« Contraintes sur le métier d’agriculteur » : les sénateurs SER s’opposent à un texte rétrograde porté par l’agro-industrie

Les sénatrices et sénateurs du groupe Socialiste, Écologiste et Républicain (SER) se sont opposés à la proposition de loi visant à lever les contraintes de l’exercice du métier d’agriculteur. Ce texte est une régression profonde et inacceptable à plusieurs titres.

Les sénateurs SER ont voté contre les conclusions de la commission mixte paritaire sur la proposition de loi des sénateurs Laurent Duplomb (LR) et Franck Menonville (UDI). Déposée dans un contexte agricole tendu et avant tout destinée à répondre aux pressions du syndicat agricole majoritaire, cette PPL rétrograde acte un retour en arrière de plus de 10 ans en matière agricole, sanitaire et environnementale.

Elle ne répond pas du tout aux attentes de la majorité du monde agricole qui aspire avant tout à avoir un revenu et des conditions de travail dignes. Il est au contraire le symbole d’une minorité qui défend une agriculture ultra-productiviste surannée. Nous dénonçons à ce titre :

–        la réautorisation de l’utilisation des néonicotinoïdes en France ;

–        l’assouplissement des règles encadrant l’autorisation et la vente des pesticides ;

–        la tentative de mise sous tutelle de l’ANSES et la remise en cause du monde scientifique ;

–        la simplification du régime d’autorisation environnementale pour les élevages industriels ;

–        l’objectif assumé de faciliter la construction de mégabassines.

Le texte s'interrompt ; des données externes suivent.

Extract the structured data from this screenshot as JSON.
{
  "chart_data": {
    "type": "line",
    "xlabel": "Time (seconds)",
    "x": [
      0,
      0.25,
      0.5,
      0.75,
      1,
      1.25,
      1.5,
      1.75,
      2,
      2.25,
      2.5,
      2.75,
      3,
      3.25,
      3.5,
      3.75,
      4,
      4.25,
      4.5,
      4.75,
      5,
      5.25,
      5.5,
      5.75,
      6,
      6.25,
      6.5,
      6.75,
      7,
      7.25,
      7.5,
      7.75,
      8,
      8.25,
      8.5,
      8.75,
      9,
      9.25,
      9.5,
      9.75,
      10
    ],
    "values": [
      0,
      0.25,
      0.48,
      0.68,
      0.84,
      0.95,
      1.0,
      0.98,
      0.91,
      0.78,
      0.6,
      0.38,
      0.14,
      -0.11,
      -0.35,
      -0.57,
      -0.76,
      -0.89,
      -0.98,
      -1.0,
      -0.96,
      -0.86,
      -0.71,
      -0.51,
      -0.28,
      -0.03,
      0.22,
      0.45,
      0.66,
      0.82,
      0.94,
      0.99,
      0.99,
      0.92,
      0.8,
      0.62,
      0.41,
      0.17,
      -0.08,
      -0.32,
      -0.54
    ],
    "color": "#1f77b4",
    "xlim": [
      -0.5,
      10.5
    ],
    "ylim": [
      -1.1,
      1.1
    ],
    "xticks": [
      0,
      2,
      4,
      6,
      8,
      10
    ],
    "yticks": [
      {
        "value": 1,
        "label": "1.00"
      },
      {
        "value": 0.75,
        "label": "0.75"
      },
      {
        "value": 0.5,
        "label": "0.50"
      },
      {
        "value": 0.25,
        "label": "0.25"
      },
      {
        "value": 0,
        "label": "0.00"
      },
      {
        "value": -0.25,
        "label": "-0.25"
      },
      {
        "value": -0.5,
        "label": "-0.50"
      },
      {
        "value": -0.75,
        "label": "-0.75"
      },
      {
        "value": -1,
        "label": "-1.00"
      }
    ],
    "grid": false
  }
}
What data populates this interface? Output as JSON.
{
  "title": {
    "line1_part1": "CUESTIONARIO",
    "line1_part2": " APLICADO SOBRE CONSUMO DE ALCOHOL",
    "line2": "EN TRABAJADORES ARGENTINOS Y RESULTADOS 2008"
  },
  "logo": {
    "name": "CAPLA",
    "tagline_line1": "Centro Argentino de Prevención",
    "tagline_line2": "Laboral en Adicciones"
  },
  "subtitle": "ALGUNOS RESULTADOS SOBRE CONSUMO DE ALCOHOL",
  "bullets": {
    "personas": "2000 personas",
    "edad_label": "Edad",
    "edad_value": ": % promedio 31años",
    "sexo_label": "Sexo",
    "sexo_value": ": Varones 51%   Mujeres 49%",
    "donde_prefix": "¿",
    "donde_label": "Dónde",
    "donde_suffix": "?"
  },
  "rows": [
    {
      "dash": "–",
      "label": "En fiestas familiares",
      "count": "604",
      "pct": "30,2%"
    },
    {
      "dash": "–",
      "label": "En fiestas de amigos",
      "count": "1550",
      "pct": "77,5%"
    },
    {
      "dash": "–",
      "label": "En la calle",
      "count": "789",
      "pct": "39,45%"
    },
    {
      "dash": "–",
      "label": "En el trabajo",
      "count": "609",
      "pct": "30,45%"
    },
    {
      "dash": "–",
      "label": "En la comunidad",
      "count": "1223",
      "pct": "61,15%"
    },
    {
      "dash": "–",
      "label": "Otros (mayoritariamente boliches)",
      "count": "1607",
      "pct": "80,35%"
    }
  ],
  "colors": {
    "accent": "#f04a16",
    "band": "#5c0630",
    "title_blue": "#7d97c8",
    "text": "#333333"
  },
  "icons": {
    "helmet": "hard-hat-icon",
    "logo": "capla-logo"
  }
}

Ne nous trompons donc pas, ce texte ne concerne pas que le monde agricole ! Il concerne tous les Français car il impactera leur quotidien, leur alimentation et leur environnement.

L’urgence climatique et les tensions mondiales actuelles devraient pourtant nous engager vers un modèle plus durable et résilient. L’agroécologie – en alliant performance environnementale, économique et sociale, meilleure santé pour les agriculteurs et les consommateurs – représente pour les Sénateurs SER l’une des solutions aux crises actuelles.

Cette PPL fait le choix inverse. Elle porte un coup aux principes constitutionnels de la Charte de l’environnement de 2005. Elle ne respecte ni le droit reconnu de vivre dans un environnement équilibré et respectueux de la santé, ni le principe de précaution, ni le principe jurisprudentiel de non-régression environnementale. De plus, elle a fait l’objet d’un coup de force à l’Assemblée nationale par l’adoption d’une motion de rejet, privant les députés d’un débat en séance.

C’est pourquoi, les sénateurs SER déposeront dans les prochains jours un recours devant le conseil constitutionnel pour contester les nombreuses dispositions de ce texte qui vont à l’encontre de la Charte de l’environnement et de l’intérêt général de notre pays.